On October 18, 2019, the family of Rivka Krol, a little girl from Selvino, came from Israel to visit Selvino.

The name of Rivka Krol, born in Lublin (Poland) in 1929, is found among the cards of the assisted from the Unrra (United Nations Relief and Rehabilitation Administration) conserved to the Cedec of Milan.
His testimony is in a document filmed for the Yad Vashem museum in Jerusalem.
Rivka recounts his personal stories during the Nazi racial persecution, the experience under the guise of a Polish peasant family, the escape to safety first in Sciesopoli di Selvino after the end of the Second World War and finally the journey to Palestine with the ship “La Rondine – Enzo Sereni”, which left Vado Ligure between 6 and 7 January 1946.

Video of Rivka Krol’s testimony for Yad Vashem:

From the film some frames were extracted taken during the testimony.
The expressions of the witness-protagonist are able to communicate the relived sensations with the exposition of the events really lived during the tragedy of the Shoah and, involving physically and psychologically the interlocutor of the moment and the time to come, they overcome the difficulty and the impossibility to understand Hebrew.
In the transparency or opacity of the variegated re-enactments, in the reflections of the renewed emotions, in the quiet of the resigned knowledge and awareness of what has been, one cannot help but see the flashes that have illuminated, dazzled, burned, lit up a life.
The youth and the family affections, the humiliation of the Lublin ghetto, the deportation from the homeland, the fortunate resumption of the journey of life between faces finally friendly to Selvino, the desperate collective and individual hope for a sure and definitive landing with the boarding on one of the ships sailing from liberated Europe to the Promised Land.
(See the book Come swallow to the nest. On board the ship Rondine.
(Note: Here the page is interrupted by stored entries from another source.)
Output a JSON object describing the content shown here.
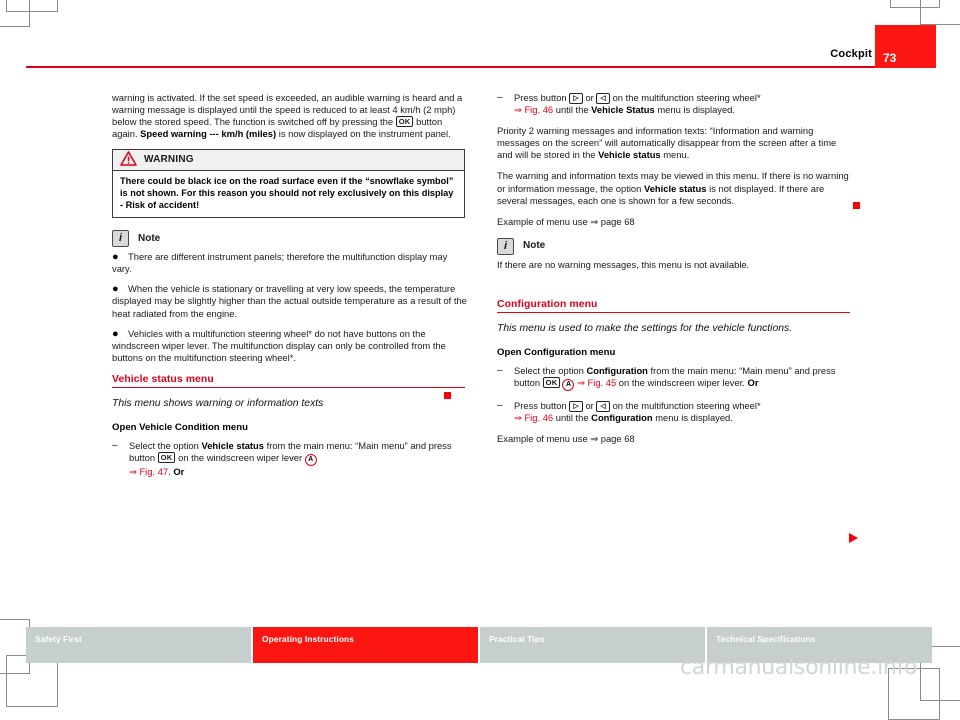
{
  "header": {
    "title": "Cockpit",
    "page_number": "73",
    "accent_color": "#e2001a",
    "page_block_color": "#fb1612"
  },
  "left_column": {
    "intro_paragraph_html": "warning is activated. If the set speed is exceeded, an audible warning is heard and a warning message is displayed until the speed is reduced to at least 4 km/h (2 mph) below the stored speed. The function is switched off by pressing the <KEY:OK> button again. <B>Speed warning --- km/h (miles)</B> is now displayed on the instrument panel.",
    "warning_box": {
      "icon": "warning-triangle-icon",
      "heading": "WARNING",
      "body": "There could be black ice on the road surface even if the “snowflake symbol” is not shown. For this reason you should not rely exclusively on this display - Risk of accident!"
    },
    "note_block": {
      "icon": "info-icon",
      "heading": "Note",
      "bullets": [
        "There are different instrument panels; therefore the multifunction display may vary.",
        "When the vehicle is stationary or travelling at very low speeds, the temperature displayed may be slightly higher than the actual outside temperature as a result of the heat radiated from the engine.",
        "Vehicles with a multifunction steering wheel* do not have buttons on the windscreen wiper lever. The multifunction display can only be controlled from the buttons on the multifunction steering wheel*."
      ],
      "end_marker": "red-square-marker"
    },
    "section": {
      "heading": "Vehicle status menu",
      "subtitle": "This menu shows warning or information texts",
      "subhead": "Open Vehicle Condition menu",
      "step": {
        "dash": "–",
        "text_part_1": "Select the option ",
        "bold_1": "Vehicle status",
        "text_part_2": " from the main menu: “Main menu” and press button ",
        "key_1": "OK",
        "text_part_3": " on the windscreen wiper lever ",
        "circled_1": "A",
        "ref": "⇒ Fig. 47",
        "text_part_4": ". ",
        "bold_2": "Or"
      }
    }
  },
  "right_column": {
    "step_top": {
      "dash": "–",
      "text_part_1": "Press button ",
      "key_1": "▷",
      "text_part_2": " or ",
      "key_2": "◁",
      "text_part_3": " on the multifunction steering wheel*",
      "ref": "⇒ Fig. 46",
      "text_part_4": " until the ",
      "bold_1": "Vehicle Status",
      "text_part_5": " menu is displayed."
    },
    "paragraph_1_part_1": "Priority 2 warning messages and information texts: “Information and warning messages on the screen” will automatically disappear from the screen after a time and will be stored in the ",
    "paragraph_1_bold": "Vehicle status",
    "paragraph_1_part_2": " menu.",
    "paragraph_2_part_1": "The warning and information texts may be viewed in this menu. If there is no warning or information message, the option ",
    "paragraph_2_bold": "Vehicle status",
    "paragraph_2_part_2": " is not displayed. If there are several messages, each one is shown for a few seconds.",
    "example_line_1": "Example of menu use ⇒ page 68",
    "note_block": {
      "icon": "info-icon",
      "heading": "Note",
      "text": "If there are no warning messages, this menu is not available.",
      "end_marker": "red-square-marker"
    },
    "section": {
      "heading": "Configuration menu",
      "subtitle": "This menu is used to make the settings for the vehicle functions.",
      "subhead": "Open Configuration menu",
      "step_1": {
        "dash": "–",
        "text_part_1": "Select the option ",
        "bold_1": "Configuration",
        "text_part_2": " from the main menu: “Main menu” and press button ",
        "key_1": "OK",
        "circled_1": "A",
        "ref": "⇒ Fig. 45",
        "text_part_3": " on the windscreen wiper lever. ",
        "bold_2": "Or"
      },
      "step_2": {
        "dash": "–",
        "text_part_1": "Press button ",
        "key_1": "▷",
        "text_part_2": " or ",
        "key_2": "◁",
        "text_part_3": " on the multifunction steering wheel*",
        "ref": "⇒ Fig. 46",
        "text_part_4": " until the ",
        "bold_1": "Configuration",
        "text_part_5": " menu is displayed."
      },
      "example_line": "Example of menu use ⇒ page 68",
      "end_marker": "red-triangle-marker"
    }
  },
  "footer": {
    "tabs": [
      {
        "label": "Safety First",
        "active": false
      },
      {
        "label": "Operating Instructions",
        "active": true
      },
      {
        "label": "Practical Tips",
        "active": false
      },
      {
        "label": "Technical Specifications",
        "active": false
      }
    ],
    "inactive_color": "#c6cfcd",
    "active_color": "#fb1612"
  },
  "watermark": "carmanualsonline.info"
}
Testimonials and documents, edited by Lorenzo Giacchero, p. 89).

The story of Rivka Krol Kerol (Polk) Child of Selvino

I was born in 1929 in Lublin. My name was Ronnie (Roni), but in Sciesopoli in Selvino it was decided that my name was Rebecca (Rivka).
At the beginning of the war, my father realized the grave danger that was approaching and asked a Polish landowner, with whom he had business relations, to take me and my brother.
My brother was hospitalized, but as a Jew he was sent to the ghetto.
At that point my caretaker realized his life was in danger and asked me to leave and to wander around the villages. And so I did.
Everywhere I said I was an orphan. People felt sorry for me and allowed me to stop for a few days to several months.
When the war ended I was in a place called Horbiiso (Hrubieszow). An elderly couple came to visit their nephew. So I stayed in the house of a midwife, because there was no room for me from my nephew.
On the way I met two Russian soldiers who spoke Yiddish and helped me leave that place and go to a Jewish family.
Then I was greeted by a Jewish woman who had opened an orphanage and moved to Lower Silesia (Western Poland).
I met a guy who suggested I go with him to Israel. We traveled from Poland to the Czech Republic to Austria, where we crossed the Alps on foot. We took the train to Italy and tried to cross the border to Tarvisio, but the Jews were not allowed to move to Italy. Then I hid in the bushes and in the evening I slipped into a carriage. The train left, but I didn’t know where it would go. At one point I heard about it in a language that seemed Spanish outside the train car and I realized I was in Italy. In Udine a soldier took me to Padua.

Then some soldiers of the Jewish Brigade took me to Milan and other soldiers rushed me to Selvino to the house of Sciesopoli, which had once been a colony of young fascists, and which after the war the Italians had destined to house Jewish orphans. I was welcomed by Moses Zeiri [the director of the colony of Sciesopoli] who ran the place together with Noga [Cohen] and Matilde [Cassin].
A group of children was transferred to Magenta. One night we were transported to the port of Vado Ligure to be embarked on the Enzo Sereni ship. So we arrived in Haifa and then in Atlit, in the English detention camp. Finally, we went to the Ayanot agricultural school.

Notes: these words were written in April 2017 by Roznsiin Itzhk, according to Rivka Krol’s story.